The CBCA BOTY Winners will be announced on Friday, August 19 at noon. The SUN Project BOTY Winners will be announced on Friday, August 26. The participating students will have the double excitement of seeing which books the BOTY judges have chosen in comparison to their choices; and then how their choices have fared, against the consensus of the other Shadow Judging groups.

It’s not too late for other schools to be involved as self funded applicants in this project. Please visit the CBCA SUN Project website for information and to apply. 

CBCA Tas Merchandise offer can be accessed from our webpage and applications for CBCA Tas Membership and information about membership benefits are also available on our webpage.

Felicity Sly

Prior to her current position as Teacher Librarian at Don College, Felicity Sly spent 25 years as a Teacher Librarian in primary schools situated on the West and North West Coasts; and is a 2022 CBCA Committee Member and Treasurer.

Friday 6 May 2022

Living the Dream

Excited to see conferences back on the 2022 agenda, Jennie spruiks the CBCA National Conference and a program to capture the imagination. You don’t need to dream if you attend!
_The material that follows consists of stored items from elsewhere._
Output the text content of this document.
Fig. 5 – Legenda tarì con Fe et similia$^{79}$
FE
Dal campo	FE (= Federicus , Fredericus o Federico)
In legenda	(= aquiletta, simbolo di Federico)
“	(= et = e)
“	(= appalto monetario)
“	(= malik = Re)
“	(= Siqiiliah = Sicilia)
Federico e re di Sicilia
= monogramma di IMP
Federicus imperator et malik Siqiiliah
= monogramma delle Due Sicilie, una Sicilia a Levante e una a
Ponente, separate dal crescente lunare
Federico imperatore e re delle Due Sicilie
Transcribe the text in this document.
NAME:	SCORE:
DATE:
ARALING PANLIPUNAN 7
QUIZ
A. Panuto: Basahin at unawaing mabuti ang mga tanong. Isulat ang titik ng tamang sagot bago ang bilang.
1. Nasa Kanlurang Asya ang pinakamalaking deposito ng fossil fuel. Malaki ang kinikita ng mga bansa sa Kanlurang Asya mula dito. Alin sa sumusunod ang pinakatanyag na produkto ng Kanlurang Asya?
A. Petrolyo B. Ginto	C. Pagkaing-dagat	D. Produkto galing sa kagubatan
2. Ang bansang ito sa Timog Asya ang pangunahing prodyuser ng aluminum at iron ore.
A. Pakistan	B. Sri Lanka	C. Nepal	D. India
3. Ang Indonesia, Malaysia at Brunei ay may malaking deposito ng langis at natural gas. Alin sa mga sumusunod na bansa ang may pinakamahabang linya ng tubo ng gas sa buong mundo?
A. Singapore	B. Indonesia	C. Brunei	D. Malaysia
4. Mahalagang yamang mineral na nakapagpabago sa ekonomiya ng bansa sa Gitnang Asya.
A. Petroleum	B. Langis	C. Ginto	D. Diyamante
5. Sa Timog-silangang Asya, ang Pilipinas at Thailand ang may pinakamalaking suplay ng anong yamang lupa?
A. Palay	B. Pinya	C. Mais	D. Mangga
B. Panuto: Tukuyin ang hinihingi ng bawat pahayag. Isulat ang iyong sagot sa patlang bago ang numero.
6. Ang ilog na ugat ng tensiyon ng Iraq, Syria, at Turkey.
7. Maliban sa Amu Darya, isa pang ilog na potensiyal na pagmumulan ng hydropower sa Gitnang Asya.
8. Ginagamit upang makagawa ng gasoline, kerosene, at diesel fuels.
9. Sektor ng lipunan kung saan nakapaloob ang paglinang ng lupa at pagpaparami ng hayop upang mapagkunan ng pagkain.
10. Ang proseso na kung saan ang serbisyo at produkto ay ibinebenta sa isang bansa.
The CBCA 14th National Conference is scheduled for June 10 to 12 – just a month away. The theme for Book Week and the conference, “Dreaming with your eyes open…”, is both enchanting and captivating – so many dreams can be realised through the pages of a book AND engagement with like-minded children’s literature enthusiasts. Have you looked at the program and considered attendance? 
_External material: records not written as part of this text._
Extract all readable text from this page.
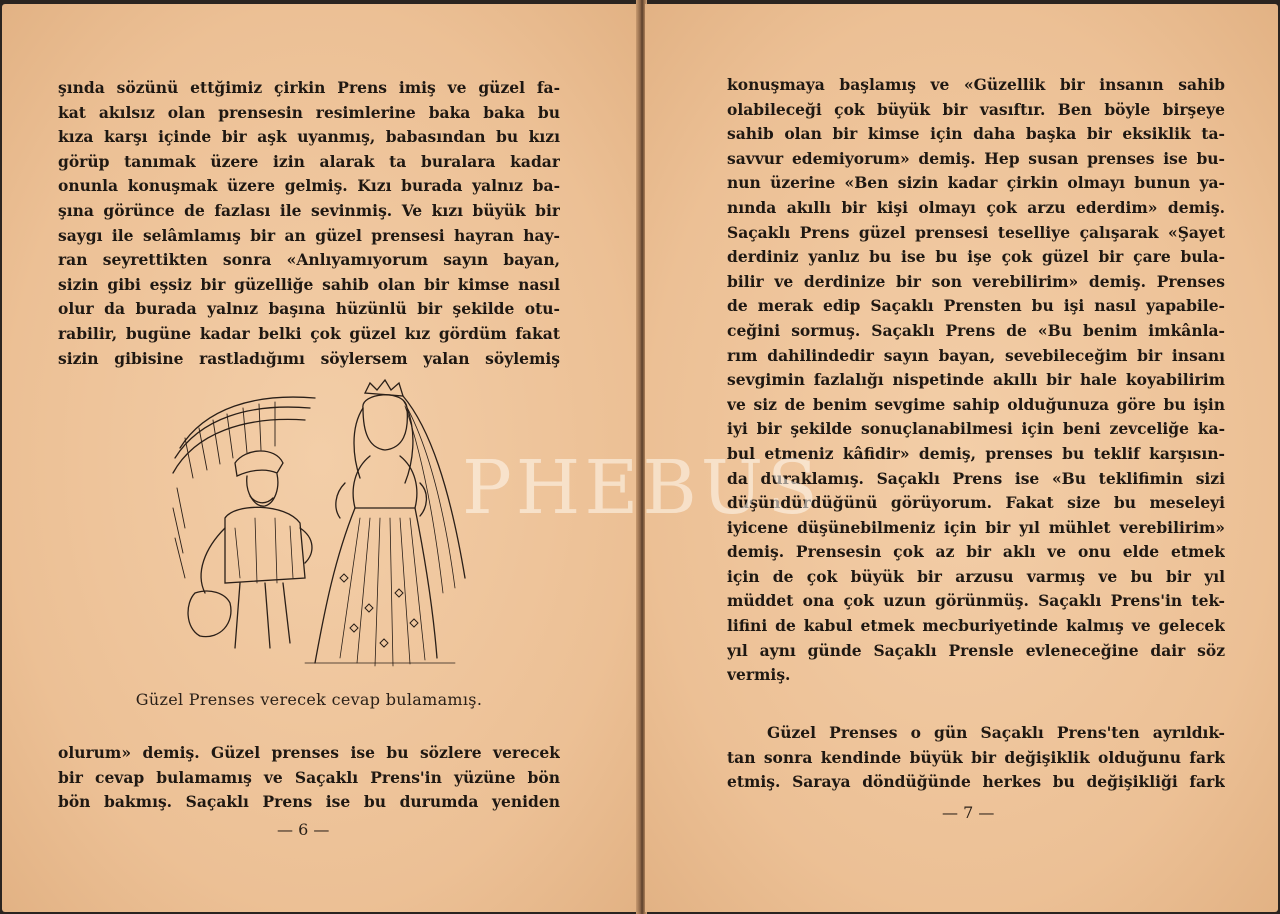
şında sözünü ettğimiz çirkin Prens imiş ve güzel fa-
kat akılsız olan prensesin resimlerine baka baka bu
kıza karşı içinde bir aşk uyanmış, babasından bu kızı
görüp tanımak üzere izin alarak ta buralara kadar
onunla konuşmak üzere gelmiş. Kızı burada yalnız ba-
şına görünce de fazlası ile sevinmiş. Ve kızı büyük bir
saygı ile selâmlamış bir an güzel prensesi hayran hay-
ran seyrettikten sonra «Anlıyamıyorum sayın bayan,
sizin gibi eşsiz bir güzelliğe sahib olan bir kimse nasıl
olur da burada yalnız başına hüzünlü bir şekilde otu-
rabilir, bugüne kadar belki çok güzel kız gördüm fakat
sizin gibisine rastladığımı söylersem yalan söylemiş
Güzel Prenses verecek cevap bulamamış.
olurum» demiş. Güzel prenses ise bu sözlere verecek
bir cevap bulamamış ve Saçaklı Prens'in yüzüne bön
bön bakmış. Saçaklı Prens ise bu durumda yeniden
— 6 —
konuşmaya başlamış ve «Güzellik bir insanın sahib
olabileceği çok büyük bir vasıftır. Ben böyle birşeye
sahib olan bir kimse için daha başka bir eksiklik ta-
savvur edemiyorum» demiş. Hep susan prenses ise bu-
nun üzerine «Ben sizin kadar çirkin olmayı bunun ya-
nında akıllı bir kişi olmayı çok arzu ederdim» demiş.
Saçaklı Prens güzel prensesi teselliye çalışarak «Şayet
derdiniz yanlız bu ise bu işe çok güzel bir çare bula-
bilir ve derdinize bir son verebilirim» demiş. Prenses
de merak edip Saçaklı Prensten bu işi nasıl yapabile-
ceğini sormuş. Saçaklı Prens de «Bu benim imkânla-
rım dahilindedir sayın bayan, sevebileceğim bir insanı
sevgimin fazlalığı nispetinde akıllı bir hale koyabilirim
ve siz de benim sevgime sahip olduğunuza göre bu işin
iyi bir şekilde sonuçlanabilmesi için beni zevceliğe ka-
bul etmeniz kâfidir» demiş, prenses bu teklif karşısın-
da duraklamış. Saçaklı Prens ise «Bu teklifimin sizi
düşündürdüğünü görüyorum. Fakat size bu meseleyi
iyicene düşünebilmeniz için bir yıl mühlet verebilirim»
demiş. Prensesin çok az bir aklı ve onu elde etmek
için de çok büyük bir arzusu varmış ve bu bir yıl
müddet ona çok uzun görünmüş. Saçaklı Prens'in tek-
lifini de kabul etmek mecburiyetinde kalmış ve gelecek
yıl aynı günde Saçaklı Prensle evleneceğine dair söz
vermiş.
Güzel Prenses o gün Saçaklı Prens'ten ayrıldık-
tan sonra kendinde büyük bir değişiklik olduğunu fark
etmiş. Saraya döndüğünde herkes bu değişikliği fark
— 7 —
PHEBUS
Conferences have always been the icing on the cake in regard to professional growth. Traditionally these have been face-to-face events where attendees are immersed in a feverish buzz of excitement, provocations, affirmations and expanding horizons generated by the conference organisers, key notes, presenters, attendees and the trade – customised goods selected to entice us all to open our wallets (and slip out the credit card!) with opportunities to meet authors and illustrators and converse with the crème de la crème of our children’s literature creators and their publishers.

If you are ready to take flight and visit Australia’s capital then this conference has much to offer with a fantastic program and a stunning location – with an array of places to visit including many children’s literature related locations to feed the frenzy. However, if getting away is too hard, there is an alternative.

A positive outcome of a pandemic and lockdowns (Yes - they have prompted progress in professional learning) is that
a) most of us are now familiar with and comfortable connecting virtually and
b) organisations have lifted their game in offering quality virtual experiences that allow participants to connect from anywhere in the world and be part of the grand experience.
Admittedly virtual attendance does not generate the same buzz or hype generated during the social events, but it does provide access to the program! This conference offers a Live Stream Registration – a less expensive option with no added costs in regard to travel and accommodation and no major wardrobe and packing decisions to weigh you down!

“Dreaming with your eyes open…” offers a rich and varied array of speakers and discussion panels that explore the theme from many perspectives. Tasmanian presenters include Nicole Gill and Lian Tanner and they are well placed to explore the strong environmental theme that is threaded throughout the program and that has caught my interest. My curiosity has also been piqued by the session: ‘Opening up the big conversations through books’ with contemporary and important topics on neurodiversity, empathy and resilience and racism to be explored. Children’ literature again in the forefront of dealing with contemporary issues and concerns to connect and engage young (and older!) readers

Have a look at the program and consider your options if your curiosity has been provoked – you never know – I might ‘see’ you online or hear of your sojourn to the ACT after the event.